Defendant-doctor and his professional corporation (defendant-one) rendered obstetric care to plaintiff-mother during her pregnancy with and birth of her baby. During the course of her pregnancy, she had four ultrasound examinations for which defendant-two rendered ultrasound reports. A New York Injury Lawyer said that based upon the reports and also the defendant-doctor’s examinations of the mother, it was determined that plaintiff-mother was carrying a large fetus for its gestational age. Defendant-doctor noted that plaintiff-mother should be watched for cephalopelvic disproportion.
On 17 January 1990, plaintiff-mother was admitted to defendant-doctor’s hospital for induction of labor by use of the medication Pitocin. Upon her admission, she was examined by an employee of defendant-doctor’s hospital, who determined that the mother’s pelvis was adequate to deliver the baby, and who administered the Pitocin, as ordered by defendant-doctor.

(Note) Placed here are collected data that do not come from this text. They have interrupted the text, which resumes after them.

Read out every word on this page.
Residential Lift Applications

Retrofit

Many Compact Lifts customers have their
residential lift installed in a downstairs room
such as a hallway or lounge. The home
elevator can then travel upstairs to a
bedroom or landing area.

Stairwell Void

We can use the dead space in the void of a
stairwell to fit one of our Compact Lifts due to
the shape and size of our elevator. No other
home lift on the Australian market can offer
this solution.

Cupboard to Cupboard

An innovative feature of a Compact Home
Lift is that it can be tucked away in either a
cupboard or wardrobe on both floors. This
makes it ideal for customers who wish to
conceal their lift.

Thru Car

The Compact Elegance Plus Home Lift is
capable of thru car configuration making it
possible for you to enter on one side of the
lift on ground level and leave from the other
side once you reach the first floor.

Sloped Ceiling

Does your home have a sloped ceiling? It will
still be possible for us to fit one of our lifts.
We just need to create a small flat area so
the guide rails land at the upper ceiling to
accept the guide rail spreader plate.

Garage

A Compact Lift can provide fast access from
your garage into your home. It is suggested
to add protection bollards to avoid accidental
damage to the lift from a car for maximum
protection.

On 17 January 1990 at 5:00 pm, the mother began to deliver her baby. After emergence of his head, the head retracted back into the uterus, indicating that his shoulders were stuck. At this point, there was a strong fetal heartbeat, and pulsating in the umbilical cord. From 5:05 to 5:24 pm, eight physicians attempted to deliver the baby. Upon his full expulsion, the baby was no longer viable. At no time did he breathe on his own, outside his mother. Upon autopsy, the baby weighed 12 pounds, 12 ounces.